Et si la ministre ratait ce tournant important pour les francophones? Geneviève Tellier mise sur le «capital de sympathie dont le gouvernement bénéficie au sein des communautés francophones hors Québec», notamment en faisant «des gains dans une majorité de régions francophones», en allusion aux députés puis aux ministres francophones en situation minoritaire nommés au Cabinet Trudeau.

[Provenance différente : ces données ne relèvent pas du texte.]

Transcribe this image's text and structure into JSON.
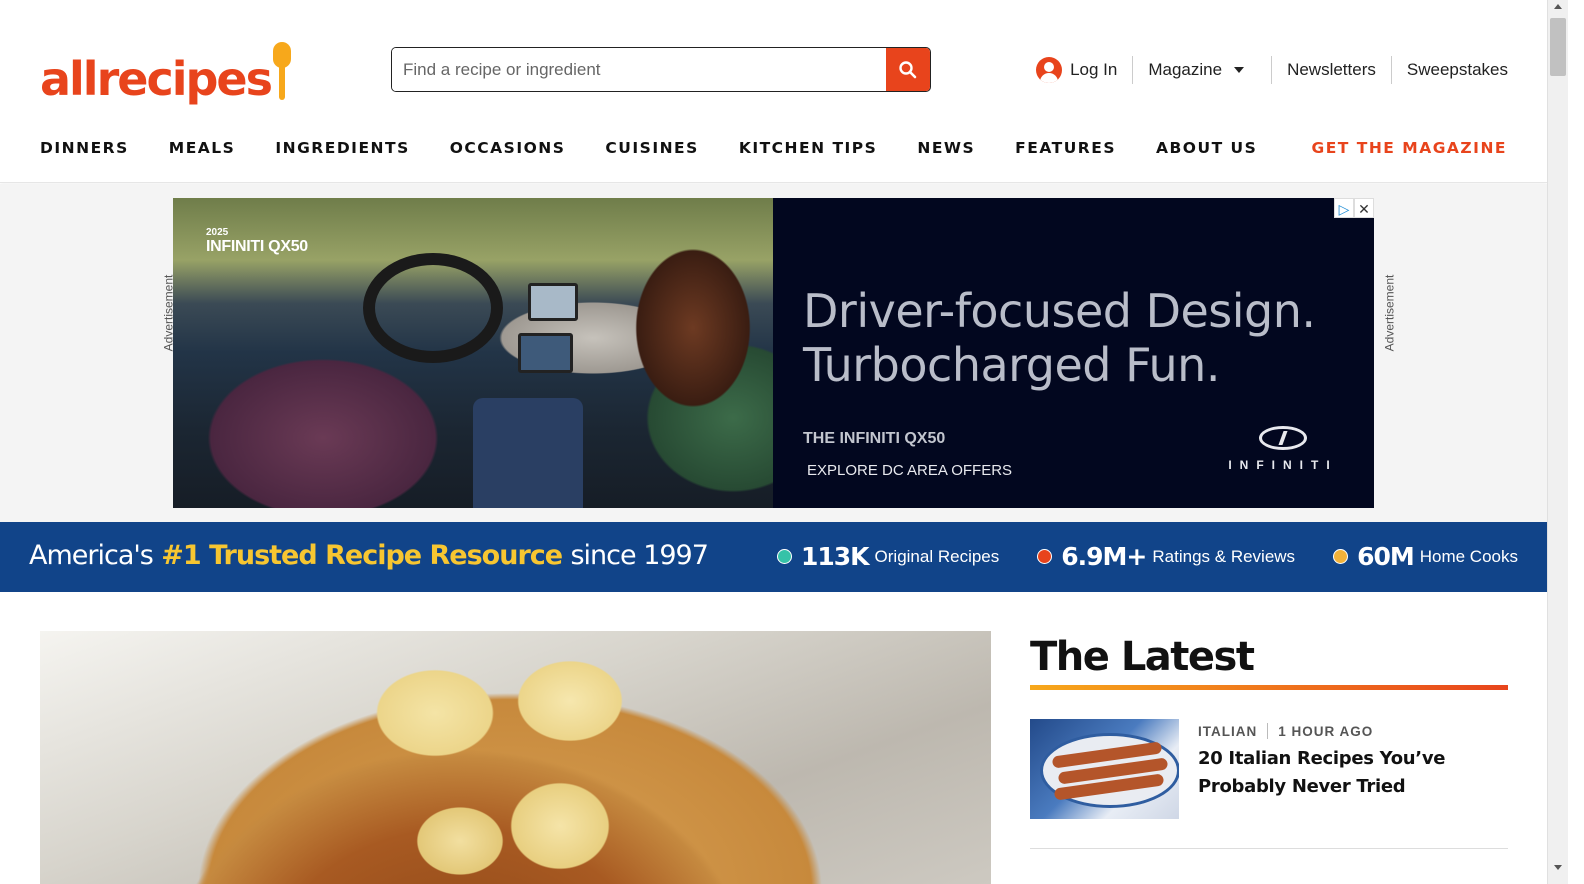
{
  "header": {
    "logo_text": "allrecipes",
    "search": {
      "placeholder": "Find a recipe or ingredient",
      "value": ""
    },
    "utility": {
      "login": "Log In",
      "magazine": "Magazine",
      "newsletters": "Newsletters",
      "sweepstakes": "Sweepstakes"
    },
    "nav": [
      "DINNERS",
      "MEALS",
      "INGREDIENTS",
      "OCCASIONS",
      "CUISINES",
      "KITCHEN TIPS",
      "NEWS",
      "FEATURES",
      "ABOUT US"
    ],
    "nav_cta": "GET THE MAGAZINE"
  },
  "ad": {
    "label": "Advertisement",
    "brand_year": "2025",
    "brand_model": "INFINITI QX50",
    "headline_line1": "Driver-focused Design.",
    "headline_line2": "Turbocharged Fun.",
    "sub1": "THE INFINITI QX50",
    "sub2": "EXPLORE DC AREA OFFERS",
    "logo_word": "INFINITI",
    "adchoices_icon": "▷",
    "close_icon": "✕"
  },
  "trust": {
    "prefix": "America's",
    "highlight": "#1 Trusted Recipe Resource",
    "suffix": "since 1997",
    "stats": [
      {
        "num": "113K",
        "label": "Original Recipes",
        "color": "#36c2a8"
      },
      {
        "num": "6.9M+",
        "label": "Ratings & Reviews",
        "color": "#e8441c"
      },
      {
        "num": "60M",
        "label": "Home Cooks",
        "color": "#f2b23a"
      }
    ]
  },
  "latest": {
    "title": "The Latest",
    "cards": [
      {
        "category": "ITALIAN",
        "time": "1 HOUR AGO",
        "title": "20 Italian Recipes You’ve Probably Never Tried"
      }
    ]
  },
  "colors": {
    "brand": "#e8441c",
    "brand_yellow": "#f7a81b",
    "trust_band": "#114489",
    "trust_highlight": "#f7c631"
  }
}
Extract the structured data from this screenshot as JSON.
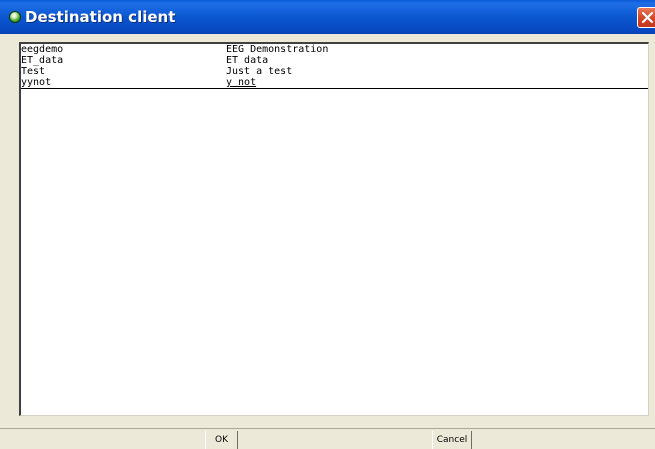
{
  "window": {
    "title": "Destination client"
  },
  "list": {
    "rows": [
      {
        "name": "eegdemo",
        "description": "EEG Demonstration"
      },
      {
        "name": "ET_data",
        "description": "ET data"
      },
      {
        "name": "Test",
        "description": "Just a test"
      },
      {
        "name": "yynot",
        "description": "y not"
      }
    ],
    "selected_index": 3
  },
  "buttons": {
    "ok_label": "OK",
    "cancel_label": "Cancel"
  },
  "icons": {
    "title": "app-orb-icon",
    "close": "close-icon"
  },
  "colors": {
    "titlebar": "#0b57d0",
    "close_button": "#d4472a",
    "dialog_background": "#ece9d8"
  }
}
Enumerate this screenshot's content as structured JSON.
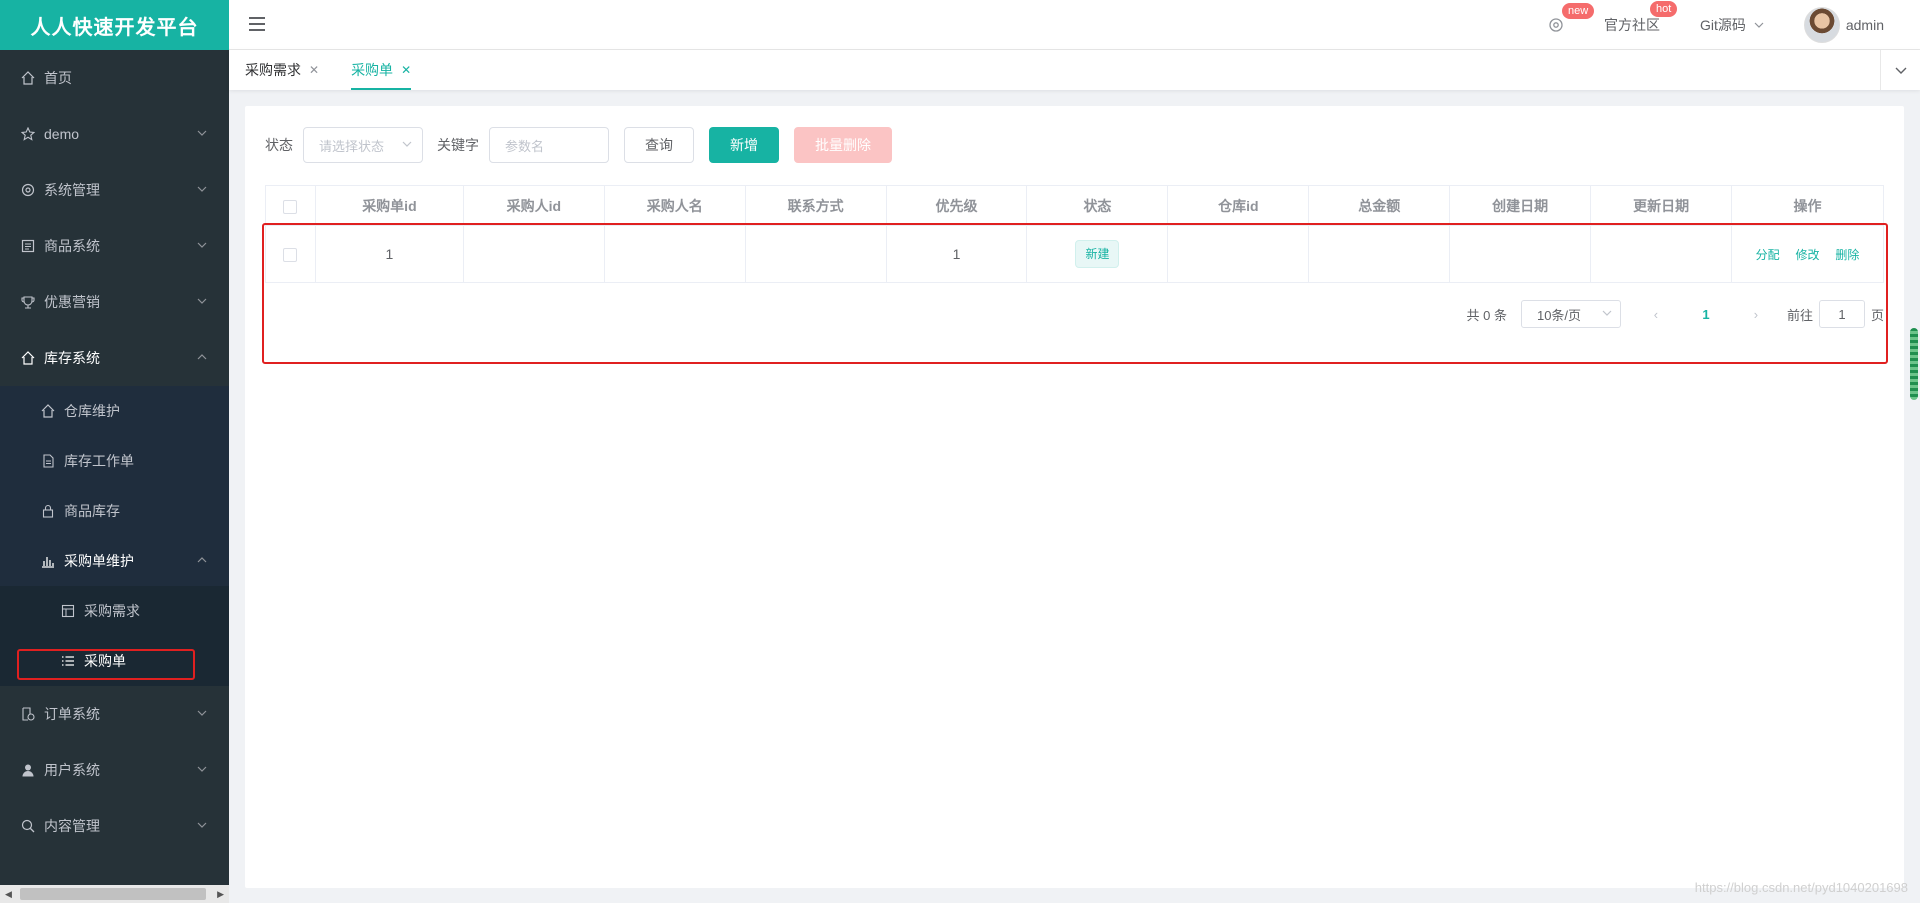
{
  "brand": "人人快速开发平台",
  "sidebar": {
    "items": [
      {
        "label": "首页"
      },
      {
        "label": "demo"
      },
      {
        "label": "系统管理"
      },
      {
        "label": "商品系统"
      },
      {
        "label": "优惠营销"
      },
      {
        "label": "库存系统"
      },
      {
        "label": "订单系统"
      },
      {
        "label": "用户系统"
      },
      {
        "label": "内容管理"
      }
    ],
    "inventory_sub": [
      {
        "label": "仓库维护"
      },
      {
        "label": "库存工作单"
      },
      {
        "label": "商品库存"
      },
      {
        "label": "采购单维护"
      }
    ],
    "purchase_sub": [
      {
        "label": "采购需求"
      },
      {
        "label": "采购单"
      }
    ]
  },
  "header": {
    "badge_new": "new",
    "community": "官方社区",
    "badge_hot": "hot",
    "git": "Git源码",
    "user": "admin"
  },
  "tabs": [
    {
      "label": "采购需求"
    },
    {
      "label": "采购单"
    }
  ],
  "toolbar": {
    "status_label": "状态",
    "status_placeholder": "请选择状态",
    "keyword_label": "关键字",
    "keyword_placeholder": "参数名",
    "query": "查询",
    "add": "新增",
    "batch_delete": "批量删除"
  },
  "table": {
    "columns": [
      "采购单id",
      "采购人id",
      "采购人名",
      "联系方式",
      "优先级",
      "状态",
      "仓库id",
      "总金额",
      "创建日期",
      "更新日期",
      "操作"
    ],
    "rows": [
      {
        "id": "1",
        "buyer_id": "",
        "buyer_name": "",
        "phone": "",
        "priority": "1",
        "status": "新建",
        "ware_id": "",
        "amount": "",
        "created": "",
        "updated": ""
      }
    ],
    "ops": {
      "assign": "分配",
      "edit": "修改",
      "delete": "删除"
    }
  },
  "pager": {
    "total": "共 0 条",
    "page_size": "10条/页",
    "current": "1",
    "goto_label": "前往",
    "goto_value": "1",
    "page_suffix": "页"
  },
  "watermark": "https://blog.csdn.net/pyd1040201698"
}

«Si Mme Petitpas Taylor n’est pas à la hauteur des demandes des communautés francophones, ça risque de poser problème au gouvernement libéral, car les autres partis reconnaissent l’enjeu de la francophonie. Oui, c’est symbolique de nommer une Acadienne au poste de ministre des Langues officielles, mais c’est pour la forme. Ça prend le fond aussi», observe Geneviève Tellier.
La professeure tempère sur le fait qu’il est «rassurant d’avoir une ministre qui a pleinement son portefeuille pour les langues officielles – qui, avant, était sous l’égide de Patrimoine canadien. Maintenant qu’on a une ministre qui se consacre à temps plein, j’ose espérer qu’il y ait des résultats».
Si la Loi ne change pas et que seul le pouvoir de recommandations du commissaire aux langues officielles demeure, Geneviève Tellier assure qu’il vaudra la peine de continuer à se plaindre auprès du CLO pour la valeur symbolique du geste. Même si elle concède : «C’est le perpétuel recommencement, le bâton du pèlerin. Il faut refaire la plainte en sachant que ça ne changera pas grand-chose.»
«On enseigne à nos étudiants le principe de Pareto: 80% des choses se règlent rapidement et les 20% restants prennent 80% de notre temps et de nos efforts. Les derniers aspects des problèmes sont souvent les plus difficiles, il faut peut-être passer à d’autres façons pour les régler», conclut-elle.